Third, teachers should cultivate students' creative ability with beauty and wisdom.
The perfection and pursuit of mathematical beauty is an important clue and powerful means to discover new theories and create new inventions. In fact, when a theory, a problem or an object, whether its ideological content or its formal methods are not perfect, it will always follow aesthetic standards and continue to create, develop and improve it according to the law of beauty. This is creative aesthetic thought.
Creative aesthetic thought is intuitive, unified and creative, which is reflected everywhere in mathematics teaching.
When n is a natural number, n! Represents the product of n natural numbers from 1 to n, when n=0, 0! Obviously meaningless, it destroys the overall harmonious beauty of factorial definition. Check the formula Cnm=m! /(n! (m-n)! ), where m and n are natural numbers, m >;; N, when m=n, Cnm= 1 is on the left and m is on the right! /(m! 0! ), in order to make the formula still hold when m=n, it is necessary to supplement the provision of 0! = 1, thus satisfying the harmony.

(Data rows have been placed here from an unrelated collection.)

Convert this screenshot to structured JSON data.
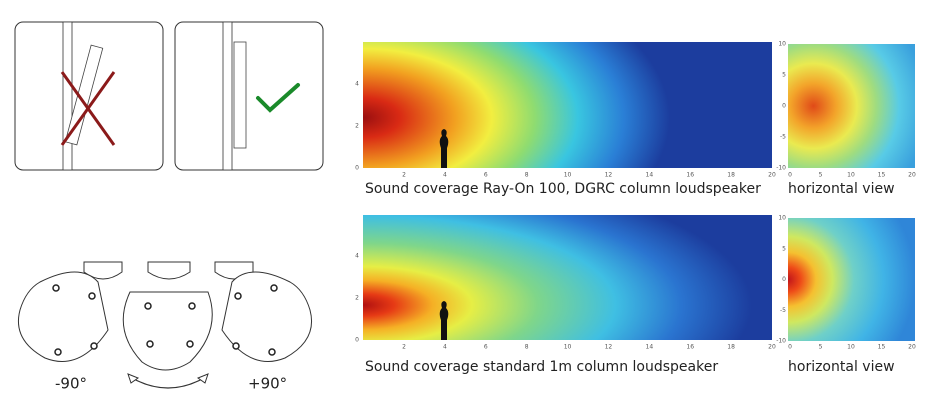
{
  "rotation": {
    "left_label": "-90°",
    "right_label": "+90°"
  },
  "panels": [
    {
      "caption": "Sound coverage Ray-On 100, DGRC column loudspeaker",
      "side_caption": "horizontal view",
      "main_plot": {
        "xticks": [
          2,
          4,
          6,
          8,
          10,
          12,
          14,
          16,
          18,
          20
        ],
        "yticks": [
          0,
          2,
          4
        ]
      },
      "side_plot": {
        "xticks": [
          0,
          5,
          10,
          15,
          20
        ],
        "yticks": [
          10,
          5,
          0,
          -5,
          -10
        ]
      }
    },
    {
      "caption": "Sound coverage standard 1m column loudspeaker",
      "side_caption": "horizontal view",
      "main_plot": {
        "xticks": [
          2,
          4,
          6,
          8,
          10,
          12,
          14,
          16,
          18,
          20
        ],
        "yticks": [
          0,
          2,
          4
        ]
      },
      "side_plot": {
        "xticks": [
          0,
          5,
          10,
          15,
          20
        ],
        "yticks": [
          10,
          5,
          0,
          -5,
          -10
        ]
      }
    }
  ]
}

As an inducement, mathematical beauty can often promote students' understanding and mastery of mathematical knowledge. Once students' learning activities are full of aesthetic interest, the learning process will leave a beautiful track in progress. Aesthetic interest will become a catalyst for students' psychological life and a positive force for students' self-improvement, so that students can compare knowledge before and after and understand its internal relations, thus forming an orderly knowledge structure and problem-solving method system, which not only reduces students' learning burden, but also improves learning efficiency.
For example, in order to introduce the geometric meaning of arithmetic progression's general term formula, the teacher asked students to convert the formula αn=α 1+(n- 1)d into αn=dn+(α 1-d), and saw that when d≠0, αn is a linear expression about n, if y = Students can easily and creatively use a straight line to pass through the slope formula k = (y2-y 1)/(x2-x 1) of two points (x1,y1) to solve the problem of finding the tolerance d from arithmetic progression's two terms αm and αn, that is, d.
There is beauty everywhere in mathematics. If teachers concentrate on excavating the factors of mathematical beauty in teaching and infiltrate into classroom teaching imperceptibly, and stimulate students' experience of mathematical beauty, we can achieve twice the result with half the effort.